Initial and final value theorems

[bl4ke360]

Homework Statement

Find f(t) for the function F(s)=(10s^2+85s+95)/(s^2+6s+5) and apply the initial and final value theorems to each transform pair

Homework Equations

Initial value theorem: f(0)=lim s->∞ s(F(s))
Final value theorem: f(∞) = lim s->0 s(F(s))

The Attempt at a Solution

After dividing due to improper fraction:
F(s)= 10 + (25s+45)/(s^2+6s+5)

F(s)= 10+5/(s+1)+20/(s+5)
f(t)= 10δ(t)+[5e^(-t)+20e^(-5t)]u(t)

Where I'm confused is how I would apply the value theorems since there's an impulse function. When my professor did a similar problem and applied the theorems, I couldn't follow what she did, but the answer solution to this problem says the value theorems can't be applied to the function because the function is improper and the corresponding f(t) function contains an impulse.
How was my professor able to do it if it supposedly can't be done? Can someone please clarify this for me?

 

[ShayanJ]

Which transform are you talking about? Fourier,Laplace or what?

 

[bl4ke360]

Laplace

 

[ShayanJ]

Dirac delta is frequently explained as being zero everywhere except at one point which becomes infinite there.So $\lim_{t\rightarrow 0}\delta(t)=0$because although t is very near to 0,but it isn't equal to 0!
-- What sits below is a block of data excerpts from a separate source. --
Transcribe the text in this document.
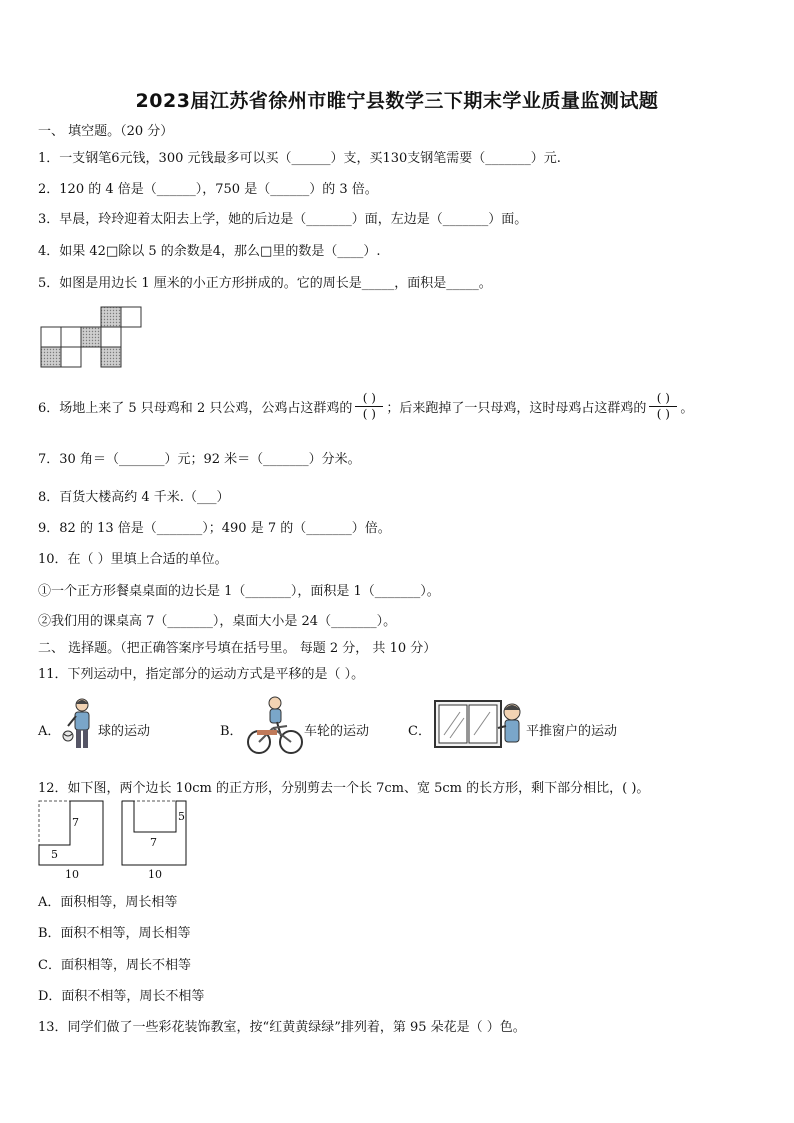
2023届江苏省徐州市睢宁县数学三下期末学业质量监测试题
一、 填空题。（20 分）
1．一支钢笔6元钱，300 元钱最多可以买（______）支，买130支钢笔需要（_______）元.
2．120 的 4 倍是（______），750 是（______）的 3 倍。
3．早晨，玲玲迎着太阳去上学，她的后边是（_______）面，左边是（_______）面。
4．如果 42□除以 5 的余数是4，那么□里的数是（____）.
5．如图是用边长 1 厘米的小正方形拼成的。它的周长是_____，面积是_____。
6．场地上来了 5 只母鸡和 2 只公鸡，公鸡占这群鸡的 $\frac{( )}{( )}$ ；后来跑掉了一只母鸡，这时母鸡占这群鸡的 $\frac{( )}{( )}$ 。
7．30 角＝（_______）元；92 米＝（_______）分米。
8．百货大楼高约 4 千米.（___）
9．82 的 13 倍是（_______）；490 是 7 的（_______）倍。
10．在（ ）里填上合适的单位。
①一个正方形餐桌桌面的边长是 1（_______），面积是 1（_______）。
②我们用的课桌高 7（_______），桌面大小是 24（_______）。
二、 选择题。（把正确答案序号填在括号里。 每题 2 分， 共 10 分）
11．下列运动中，指定部分的运动方式是平移的是（ ）。
A．	球的运动	B．	车轮的运动	C．	平推窗户的运动
12．如下图，两个边长 10cm 的正方形，分别剪去一个长 7cm、宽 5cm 的长方形，剩下部分相比，( )。
7
5
10
5
7
10
A．面积相等，周长相等
B．面积不相等，周长相等
C．面积相等，周长不相等
D．面积不相等，周长不相等
13．同学们做了一些彩花装饰教室，按“红黄黄绿绿”排列着，第 95 朵花是（ ）色。
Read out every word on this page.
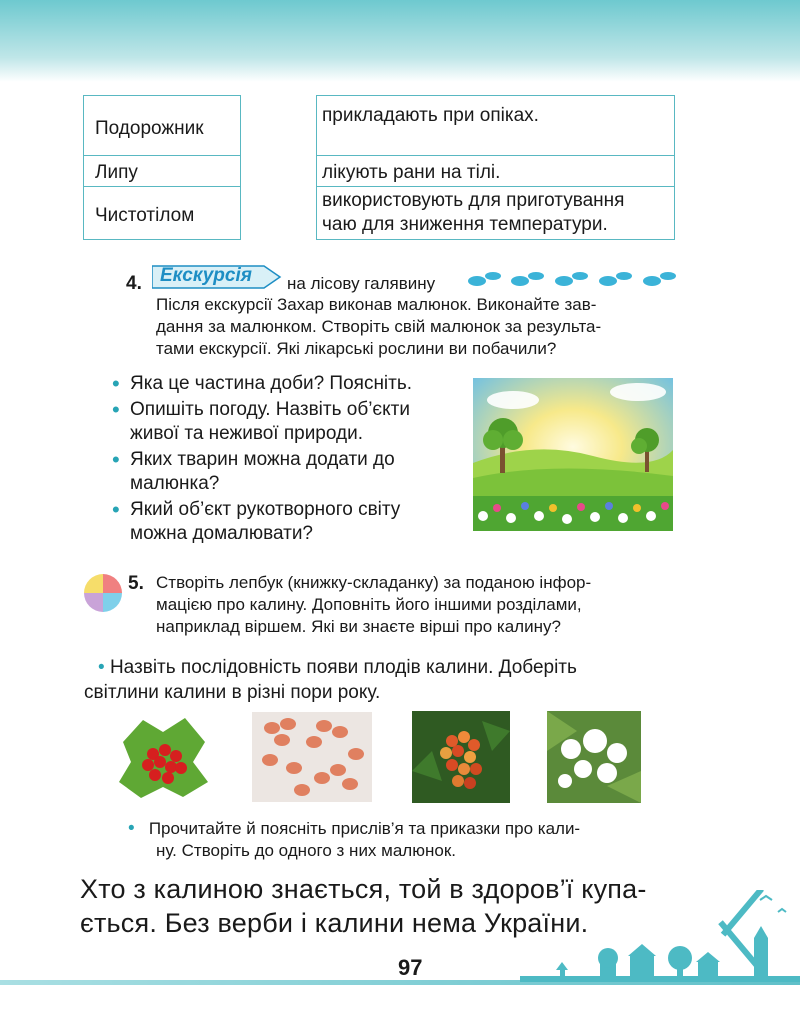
Подорожник
Липу
Чистотілом
прикладають при опіках.
лікують рани на тілі.
використовують для приготування
чаю для зниження температури.
4. Екскурсія на лісову галявину
Після екскурсії Захар виконав малюнок. Виконайте зав-
дання за малюнком. Створіть свій малюнок за результа-
тами екскурсії. Які лікарські рослини ви побачили?
• Яка це частина доби? Поясніть.
• Опишіть погоду. Назвіть об’єкти
живої та неживої природи.
• Яких тварин можна додати до
малюнка?
• Який об’єкт рукотворного світу
можна домалювати?
5. Створіть лепбук (книжку-складанку) за поданою інфор-
мацією про калину. Доповніть його іншими розділами,
наприклад віршем. Які ви знаєте вірші про калину?
• Назвіть послідовність появи плодів калини. Доберіть
світлини калини в різні пори року.
• Прочитайте й поясніть прислів’я та приказки про кали-
ну. Створіть до одного з них малюнок.
Хто з калиною знається, той в здоров’ї купа-
ється. Без верби і калини нема України.
97
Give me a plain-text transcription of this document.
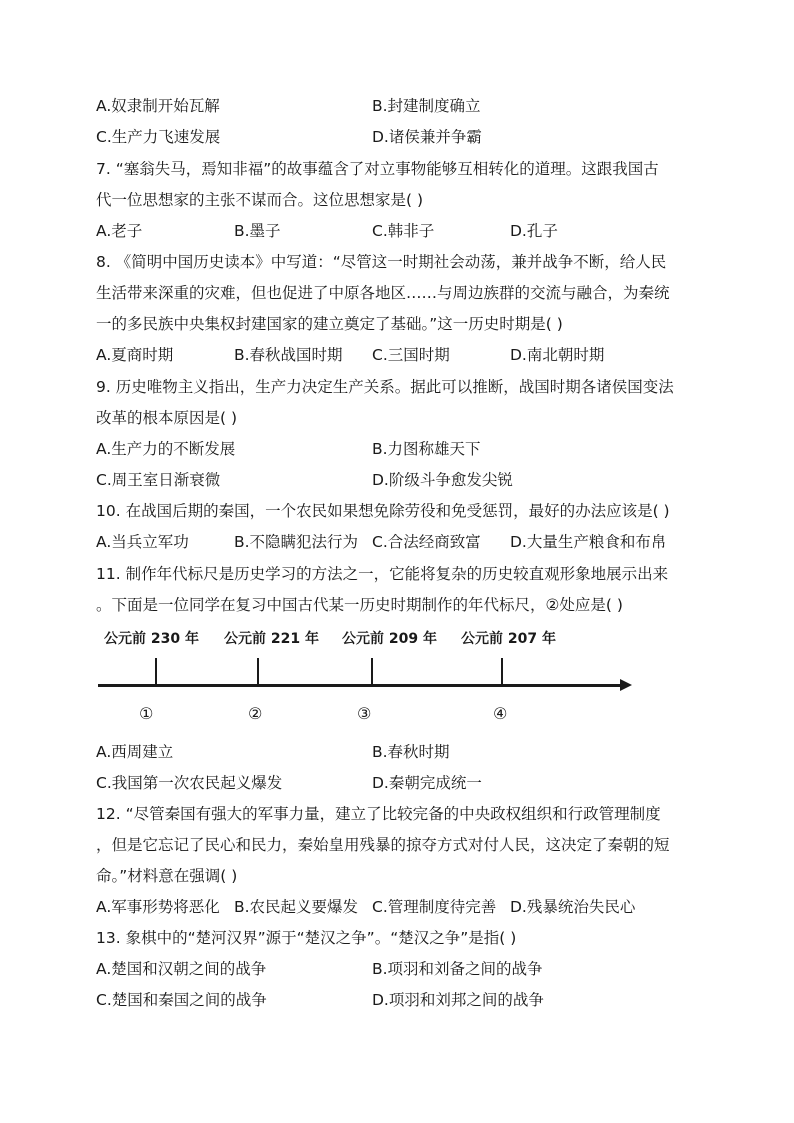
A.奴隶制开始瓦解	B.封建制度确立
C.生产力飞速发展	D.诸侯兼并争霸
7. “塞翁失马，焉知非福”的故事蕴含了对立事物能够互相转化的道理。这跟我国古
代一位思想家的主张不谋而合。这位思想家是( )
A.老子	B.墨子	C.韩非子	D.孔子
8. 《简明中国历史读本》中写道：“尽管这一时期社会动荡，兼并战争不断，给人民
生活带来深重的灾难，但也促进了中原各地区……与周边族群的交流与融合，为秦统
一的多民族中央集权封建国家的建立奠定了基础。”这一历史时期是( )
A.夏商时期	B.春秋战国时期 C.三国时期	D.南北朝时期
9. 历史唯物主义指出，生产力决定生产关系。据此可以推断，战国时期各诸侯国变法
改革的根本原因是( )
A.生产力的不断发展	B.力图称雄天下
C.周王室日渐衰微	D.阶级斗争愈发尖锐
10. 在战国后期的秦国，一个农民如果想免除劳役和免受惩罚，最好的办法应该是( )
A.当兵立军功	B.不隐瞒犯法行为 C.合法经商致富 D.大量生产粮食和布帛
11. 制作年代标尺是历史学习的方法之一，它能将复杂的历史较直观形象地展示出来
。下面是一位同学在复习中国古代某一历史时期制作的年代标尺，②处应是( )
公元前 230 年 公元前 221 年 公元前 209 年 公元前 207 年
①	②	③	④
A.西周建立	B.春秋时期
C.我国第一次农民起义爆发	D.秦朝完成统一
12. “尽管秦国有强大的军事力量，建立了比较完备的中央政权组织和行政管理制度
，但是它忘记了民心和民力，秦始皇用残暴的掠夺方式对付人民，这决定了秦朝的短
命。”材料意在强调( )
A.军事形势将恶化 B.农民起义要爆发 C.管理制度待完善 D.残暴统治失民心
13. 象棋中的“楚河汉界”源于“楚汉之争”。“楚汉之争”是指( )
A.楚国和汉朝之间的战争	B.项羽和刘备之间的战争
C.楚国和秦国之间的战争	D.项羽和刘邦之间的战争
EDIT:Looks like I'm wrong...because $\lim_{s\rightarrow\infty}sF(s)=\infty$!
So it seems we should have $\lim_{t\rightarrow 0}\delta(t)=\infty$!

 

[bl4ke360]

Dirac delta is frequently explained as being zero everywhere except at one point.So $\lim_{t\rightarrow 0}\delta(t)=0$because although t is very near to 0,but it isn't equal to 0!

EDIT:Looks like I'm wrong...because $\lim_{s\rightarrow\infty}sF(s)=\infty$!
So it seems we should have $\lim_{t\rightarrow 0}\delta(t)=\infty$!

How did you get infinity for lim s → ∞ sF(s)? This says it's 25:

http://www.wolframalpha.com/input/?i=lim+as+x-%3Einfinity+%2825x^2%2B45x%29%2F%28x^2%2B6x%2B5%29

 

[ShayanJ]

How did you get infinity for lim s → ∞ sF(s)? This says it's 25:

http://www.wolframalpha.com/input/?i=lim+as+x-%3Einfinity+%2825x^2%2B45x%29%2F%28x^2%2B6x%2B5%29

You forgot the 10s part!

 

[bl4ke360]

Are you sure the limit applies to the 10 as well? When my professor did this type of problem she only applied the limit to the fractional part. I'm so confused because my professor, the solutions manual, and you are all saying different things so I have no idea what is correct.

 

[ShayanJ]

Are you sure the limit applies to the 10 as well? When my professor did this type of problem she only applied the limit to the fractional part. I'm so confused because my professor, the solutions manual, and you are all saying different things so I have no idea what is correct.

Its simple.The theorem urges us to find $\lim_{s \rightarrow \infty} sF(s)$ and whether you like it or not,10s is part of sF(s)!
Its helpful to ask one of your classmates about the explanations that your teacher were giving while doing that.
Also you can tell us what your solution manual and your teacher say,not only the results,but also the explanations!

 

[bl4ke360]

Its simple.The theorem urges us to find $\lim_{s \rightarrow \infty} sF(s)$ and whether you like it or not,10s is part of sF(s)!
Its helpful to ask one of your classmates about the explanations that your teacher were giving while doing that.
Also you can tell us what your solution manual and your teacher say,not only the results,but also the explanations!

Well I won't have time for that, my final is in 10 hours lol. This is what the solution manual says:

 

[ShayanJ]

Well I won't have time for that, my final is in 10 hours lol. This is what the solution manual says:

Well,I think that's right.Because I was right about the limit of dirac delta being zero as the argument goes to zero.www.Wolframalpha.com confirms that! and because sF(s) becomes infinite as s goes to infinity,you can't apply the theorem.